The day before I got cast in Beautiful: The Carole King Musical, I had decided to quit the business. After 17 years of the relentless hustle, I simply couldn’t bear it anymore.
So when I got the call to play Cynthia Weil, a role I knew would be a sassy joyride, it seemed too good to be true. And indeed, the first three days of rehearsal were charmed. No one wanted to go home at the end of them. The cast, crew, and creative and producing teams were the loveliest, most talented, bright, shining people. The show was in terrific shape, helmed by folks determined to keep making it better through true collaboration. And I was extra grateful, because before this high I had been so low.
Then, day four of rehearsals, I started getting stomach pains. I kept them to myself because I assumed they were gas-related. By the middle of the night I was in the ER being told my colon had twisted on itself and was obstructed, and they would need to remove part of it as soon as possible or it would burst and I would die. Say what, now?!
I thought of Beautiful—how much rehearsal would I miss? Anxiously I asked how long it would take to recover. The doctor said up to eight weeks, and I thought, “I guess it was too good to be true.”
But when I woke up after the surgery, my first thought was, “Oh, hell to the no, I am not losing this part!” Soon, all the doctors and nurses in the surgical ICU knew they had to help save my Broadway show. They sprang me earlier than they wanted to, so that six days after they took out eight inches of my colon (and my appendix as a sweet bonus), I was back in rehearsal with a belly full of staples and a binder around my waist holding my abs in.

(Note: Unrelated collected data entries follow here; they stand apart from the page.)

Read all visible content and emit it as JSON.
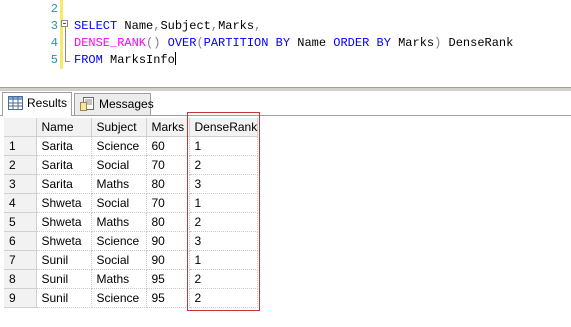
{
  "editor": {
    "line_numbers": [
      "2",
      "3",
      "4",
      "5"
    ],
    "lines": [
      {
        "parts": []
      },
      {
        "parts": [
          {
            "cls": "kw",
            "text": "SELECT"
          },
          {
            "cls": "tx",
            "text": " Name"
          },
          {
            "cls": "gr",
            "text": ","
          },
          {
            "cls": "tx",
            "text": "Subject"
          },
          {
            "cls": "gr",
            "text": ","
          },
          {
            "cls": "tx",
            "text": "Marks"
          },
          {
            "cls": "gr",
            "text": ","
          }
        ]
      },
      {
        "parts": [
          {
            "cls": "fn",
            "text": "DENSE_RANK"
          },
          {
            "cls": "gr",
            "text": "()"
          },
          {
            "cls": "tx",
            "text": " "
          },
          {
            "cls": "kw",
            "text": "OVER"
          },
          {
            "cls": "gr",
            "text": "("
          },
          {
            "cls": "kw",
            "text": "PARTITION BY"
          },
          {
            "cls": "tx",
            "text": " Name "
          },
          {
            "cls": "kw",
            "text": "ORDER BY"
          },
          {
            "cls": "tx",
            "text": " Marks"
          },
          {
            "cls": "gr",
            "text": ")"
          },
          {
            "cls": "tx",
            "text": " DenseRank"
          }
        ]
      },
      {
        "parts": [
          {
            "cls": "kw",
            "text": "FROM"
          },
          {
            "cls": "tx",
            "text": " MarksInfo"
          }
        ]
      }
    ]
  },
  "tabs": {
    "results_label": "Results",
    "messages_label": "Messages"
  },
  "grid": {
    "columns": [
      "Name",
      "Subject",
      "Marks",
      "DenseRank"
    ],
    "rows": [
      [
        "1",
        "Sarita",
        "Science",
        "60",
        "1"
      ],
      [
        "2",
        "Sarita",
        "Social",
        "70",
        "2"
      ],
      [
        "3",
        "Sarita",
        "Maths",
        "80",
        "3"
      ],
      [
        "4",
        "Shweta",
        "Social",
        "70",
        "1"
      ],
      [
        "5",
        "Shweta",
        "Maths",
        "80",
        "2"
      ],
      [
        "6",
        "Shweta",
        "Science",
        "90",
        "3"
      ],
      [
        "7",
        "Sunil",
        "Social",
        "90",
        "1"
      ],
      [
        "8",
        "Sunil",
        "Maths",
        "95",
        "2"
      ],
      [
        "9",
        "Sunil",
        "Science",
        "95",
        "2"
      ]
    ]
  },
  "colors": {
    "keyword": "#0000ff",
    "function": "#ff00ff",
    "operator": "#808080",
    "line_number": "#2b91af",
    "highlight_box": "#cc3333"
  },
  "icons": {
    "results_tab": "grid-icon",
    "messages_tab": "messages-icon"
  }
}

My heart feels full to brimming just writing about this now, but the wonderful people of Beautiful rallied around me and made it possible for me to heal on the job. The producers got a car service to take me to and from rehearsal. Even though I said I could work full days, the creative and stage management teams called me two hours late or released me two hours early every day.

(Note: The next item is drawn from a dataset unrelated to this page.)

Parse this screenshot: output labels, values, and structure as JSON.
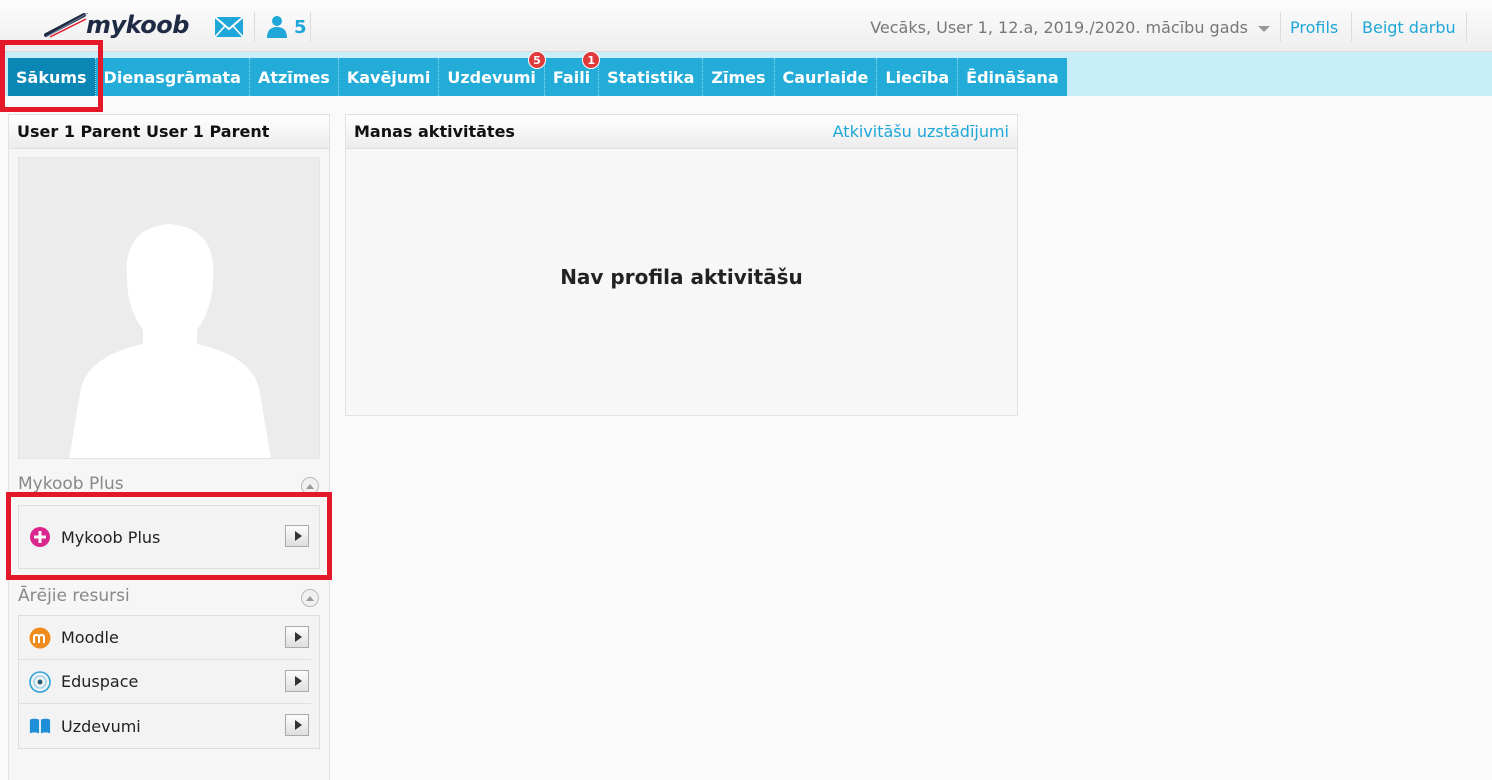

My partner in crime, Jarrod Spector [who plays Cynthia's husband, Barry Mann], made sure there was a chair next to me at all times so I could sit as soon as we were done working a scene. Everyone bore with me as I couldn’t produce much sound without real use of my abs, and they tried not to be funny around me because they knew it hurt to laugh (they were not real successful). Everyone checked in with me constantly to see how I was doing, and told me every day how much better I looked than yesterday. The love and support I felt from this group of people, most of whom had only known me for four days before this happened, was overwhelming.
Now, in our home at the Sondheim Theatre, I feel dizzy with good fortune. We are having a gorgeous time. I spend a sizeable chunk of each day there laughing freely, onstage and off. And if I had to go through some awful times this past year to be able to fully revel in this experience, I think it might have been worth it.
As they wheeled me off to the operating room for my surgery, my mom and dad started crying, and my dad put his arm around my mom, which I haven’t seen since they split up 20 years ago. I started to cry, too, which I knew I could not do, because if the floodgates opened, they would not re-close, and I needed to somehow keep it together. In my stressed-out, sleep-deprived, morphine-influenced state I thought, “Don’t cry. Say something funny. These might be your last words. Be funny, Larsen.” So I dorkily blurted out, “Hey, Mom, Dad, when I come out the other side, I’ll have a semi-colon!” One sleepless night in the ICU I figured out that spelling my name “An;ka” is pretty dope.
I shared this story with a Beautiful stage manager, and now my name is written like that on my dressing room door. I mean, really. My gratitude cannot be measured. My cup runneth over.